The code reads inputs efficiently using sys.stdin.readline for multiple test cases. For each message, it calculates the interval from the previous moment, computes the cheaper cost, and updates the battery. The battery <= 0 check ensures that any scenario where Stepan cannot send a message is detected immediately. Using min(a * gap, b) captures the essential greedy decision.

Worked Examples

Example 1

Input: 1 3 1 5

  • Gap: 3 units (from 0 to 3)
  • Cost: min(1*3, 5) = 3
  • Remaining battery: 3 - 3 = 0 → output "NO"

Example 3

Input: 5 10 1 2 with messages [1, 2, 3, 4, 5]

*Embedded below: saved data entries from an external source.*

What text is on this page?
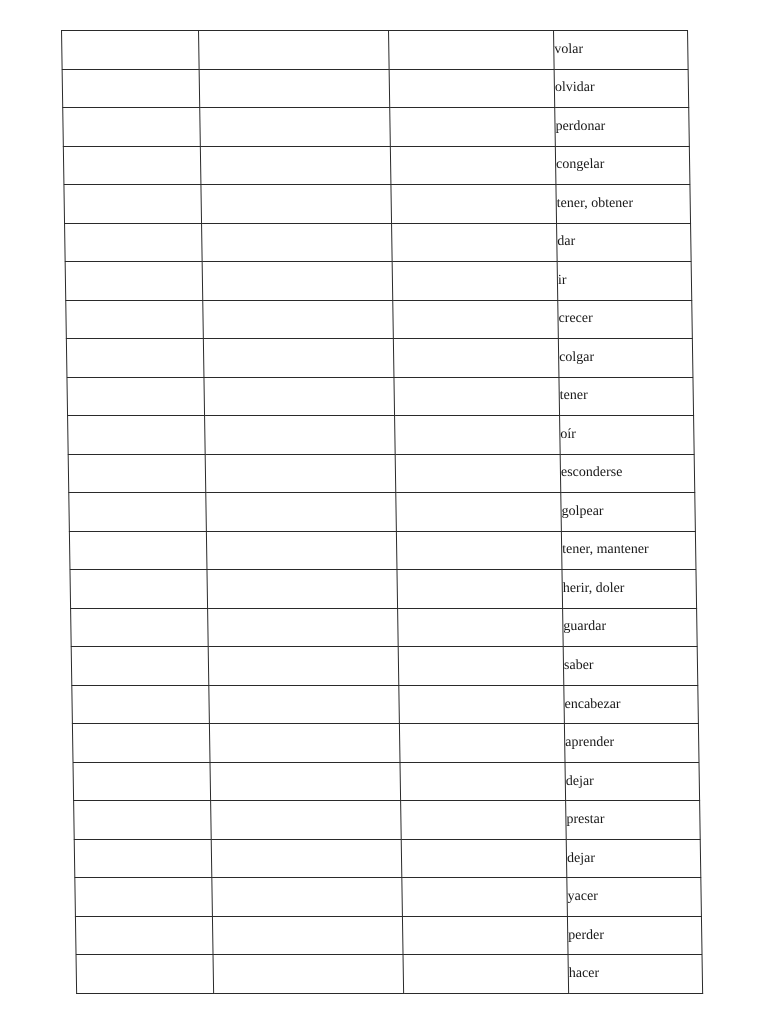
			volar
			olvidar
			perdonar
			congelar
			tener, obtener
			dar
			ir
			crecer
			colgar
			tener
			oír
			esconderse
			golpear
			tener, mantener
			herir, doler
			guardar
			saber
			encabezar
			aprender
			dejar
			prestar
			dejar
			yacer
			perder
			hacer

Message Gap Cost Battery After
1 1 min(1,2)=1 10-1=9
2 1 1 9-1=8
3 1 1 8-1=7
4 1 1 7-1=6
5 1 1 6-1=5

Battery never reaches 0 → output "YES". This shows the algorithm correctly accumulates costs and handles small gaps efficiently.

Complexity Analysis

Measure Complexity Explanation
Time O(n) per test case Each message is processed once; n summed over all test cases ≤ 2×10^5
Space O(n) Storing message times per test case; no additional structures

The solution fits well within the 2-second time limit because it processes each message once and uses minimal additional memory.

Test Cases

import sys, io

def run(inp: str) -> str:
    sys.stdin = io.StringIO(inp)
    out = io.StringIO()
    sys.stdout = out
    # call solution
    t = int(input())
    for _ in range(t):
        n, f, a, b = map(int, input().split())
        m = list(map(int, input().split()))
        prev = 0
        battery = f
        possible = True
        for time in m:
            gap = time - prev
            cost = min(a * gap, b)
            battery -= cost
            if battery <= 0:
                possible = False
                break
            prev = time
        print("YES" if possible else "NO")
    return out.getvalue().strip()

# Provided samples
assert run("6\n1 3 1 5\n3\n7 21 1 3\n4 6 10 13 17 20 26\n5 10 1 2\n1 2 3 4 5\n1 1000000000 1000000000 1000000000\n1000000000\n3 11 9 6\n6 8 10\n12 621526648 2585904 3566299\n51789 61859 71998 73401 247675 298086 606959 663464 735972 806043 806459 919683") == "NO\nYES\nYES\nNO\nNO\nYES"

# Custom edge cases
assert run("1\n1 1 1 1\n1") == "NO", "battery exactly equal to gap cost"
assert run("1\n2 10 1 100\n1 1000000000") == "YES", "large gap with off/on cheaper than long on"
assert run("1\n3 5 2 3\n1 2 4") == "NO", "mixed gap costs"
Test input Expected output What it validates
1 1 1 1\n1 NO Battery reaches 0 exactly at first message
2 10 1 100\n1 1000000000 YES Handles very large gaps efficiently
3 5 2 3\n1 2 4 NO Mixed greedy decisions between leaving on and toggling

Edge Cases

When the battery is exactly equal to the cost of the first interval, the algorithm correctly outputs "NO". For extremely large gaps, multiplying a * gap might overflow in some languages, but Python handles large integers, and the min(a * gap, b) choice correctly prevents incorrect overflow results. The greedy choice guarantees minimal consumption for each interval, so no subtle case of skipping a toggle will cause a wrong answer.